Pertama, melalui subordinasi, kaum perempuan harus tunduk kepada kaum laki-laki. Pemimpin (imam) hanya pantas dipegang oleh laki-laki, sedangkan perempuan hanya boleh menjadi yang dipimpin (ma’mum). Perempuan boleh menjadi pemimpin hanya terbatas pada kaumnya saja, yang berfungsi sebagai pendukung kegiatan utama kaum laki-laki, misalnya di Dharma Wanita, Muslimat, Aisyiah, Fatayat dan sebagainya.
Kedua, Perempuan cenderung dimarginalkan, yaitu diposisikan dipinggir. Dalam kegiatan masyarakat, perempuan paling tinggi hanya menjadi seksi konsumsi atau penerima tamu saja. Dalam rumah tangga, perempuan adalah konco wingking di dapur.
Ketiga,Kaum perempuan berada dalam posisi yang lemah, karenanya kaum perempuan sering menjadi sasaran tindak kekerasan (violence) oleh kaum laki-laki. Dalam masyarakat, bentuk kekerasan itu mulai dari digoda, dilecehkan, dipukul, dicerai sampai diperkosa.
Keempat,akibat ketidakadilan gender itu, kaum perempuan harus menerima beban pekerjaan yang lebih berat dan lebih lama daripada yang dipikul kaum laki-laki. Dalam bekerja, laki-laki paling aktif maksimal bekerja rata-rata 10 jam/hari, sedangkan perempuan bekerja 18 jam/hari. Pada umumnya beban ini dianggap remeh oleh kaum laki-laki, karena secara ekonomi dinilai kurang berarti.

Dengan demikian manifestasi ketidakadilan gender jika dirumuskan di dalam sektor kehidupan antara lain terdapat pada ;
  • Sektor Budaya, perempuan terkungkung dengan stereotype yang diletakkan pada dirinya untuk tidak keluar dari peran dommestiknya. Stereotype ini akan berimplikasi pada ketabuannya untuk dapat berpendidikan tinggi. 
  • Sektor Domestik dan publik, perempuan akan selalu menjadi korban kekerasan
  • Sektor ekonomi, perempuan mengalami marginalisasi dan dipaksa berperan ganda
  • Sektor Politik, perempuan menjadi subordinasi dari kekuasaan laki-laki.

Mencermati fenomena di atas, menurut analisa Mansoer Faqih disebabkan oleh banyak faktor antara lain;
Pertama, adanya arogansi laki-laki yang sama sekali tidak memberikan kesempatan kepada perempuan iuntuk berkembang secara maksimal.
Kedua, adanya anggapan kalau laki-laki dianggap sebagai pencari nafkah utama.
Ketiga, adanya kultur yang selalu memenangkan laki-laki yang telah mengakar di masyarakat.
Keempat, norma hukum dan kebijakkan politik yang diskriminatif.
Kelima, perempuan sangat rawan perkosaan atau pelecehan seksual dan bila ini terjadi akan merusak citra dan norma baik di keluarga dan masyarakat, sehingga perempuan harus di kekang oleh aturan-aturan khusus yang memenjarakan perempuan dalam tugas domestik saja.

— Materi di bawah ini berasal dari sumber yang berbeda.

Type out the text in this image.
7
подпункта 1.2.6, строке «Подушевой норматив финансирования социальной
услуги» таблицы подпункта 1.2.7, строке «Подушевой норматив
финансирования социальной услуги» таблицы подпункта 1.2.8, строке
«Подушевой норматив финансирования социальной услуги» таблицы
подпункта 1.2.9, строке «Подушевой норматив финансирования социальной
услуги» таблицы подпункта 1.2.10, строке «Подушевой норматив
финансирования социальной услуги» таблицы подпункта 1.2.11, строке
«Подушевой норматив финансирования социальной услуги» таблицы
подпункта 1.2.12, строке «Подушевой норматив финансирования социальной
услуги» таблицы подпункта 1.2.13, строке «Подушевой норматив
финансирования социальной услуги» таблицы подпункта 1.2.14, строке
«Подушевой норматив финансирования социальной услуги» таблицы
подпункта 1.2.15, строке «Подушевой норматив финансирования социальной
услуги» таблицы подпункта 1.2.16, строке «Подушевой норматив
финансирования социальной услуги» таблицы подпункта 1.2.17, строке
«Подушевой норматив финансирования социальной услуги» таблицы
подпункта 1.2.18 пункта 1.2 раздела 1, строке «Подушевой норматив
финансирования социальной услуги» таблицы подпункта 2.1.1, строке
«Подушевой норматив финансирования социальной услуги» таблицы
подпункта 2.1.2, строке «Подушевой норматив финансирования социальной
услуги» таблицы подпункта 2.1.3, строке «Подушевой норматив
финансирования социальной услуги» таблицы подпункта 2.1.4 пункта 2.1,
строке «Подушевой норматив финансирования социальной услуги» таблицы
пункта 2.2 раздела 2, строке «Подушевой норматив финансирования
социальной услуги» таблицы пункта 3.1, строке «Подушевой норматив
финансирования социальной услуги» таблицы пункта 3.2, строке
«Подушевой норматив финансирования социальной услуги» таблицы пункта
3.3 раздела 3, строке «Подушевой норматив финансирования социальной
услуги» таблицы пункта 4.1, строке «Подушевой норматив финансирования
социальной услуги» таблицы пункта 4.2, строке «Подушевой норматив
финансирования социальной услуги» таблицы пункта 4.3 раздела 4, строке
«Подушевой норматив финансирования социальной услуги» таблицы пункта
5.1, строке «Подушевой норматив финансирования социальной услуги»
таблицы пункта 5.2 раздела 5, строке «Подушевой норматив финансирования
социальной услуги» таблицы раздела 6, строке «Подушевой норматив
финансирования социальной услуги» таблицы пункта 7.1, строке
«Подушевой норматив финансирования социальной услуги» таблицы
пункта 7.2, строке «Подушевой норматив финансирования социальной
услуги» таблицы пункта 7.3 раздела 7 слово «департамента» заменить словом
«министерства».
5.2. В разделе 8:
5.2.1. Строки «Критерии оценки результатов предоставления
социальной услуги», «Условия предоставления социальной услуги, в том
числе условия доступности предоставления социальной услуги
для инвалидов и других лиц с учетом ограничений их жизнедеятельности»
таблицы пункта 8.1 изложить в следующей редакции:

Dengan demikian bisa dipahami bahwa terbentuknya perbedaan gender yang berakibat pada munculnya ketidakdilan gender tersebut dikarenakan oleh banyak hal, diantaranya dibentuk, disosialisasikan, diperkuat bahkan dikostruksi secara sosial, budaya, melalui ajaran agama bahkan juga oleh negara. Melalui proses yang panjang tersebut akhirnya dianggap menjadi ketentuan Tuhan yang seolah-olah bersifat biologis dan tak bisa diubah lagi.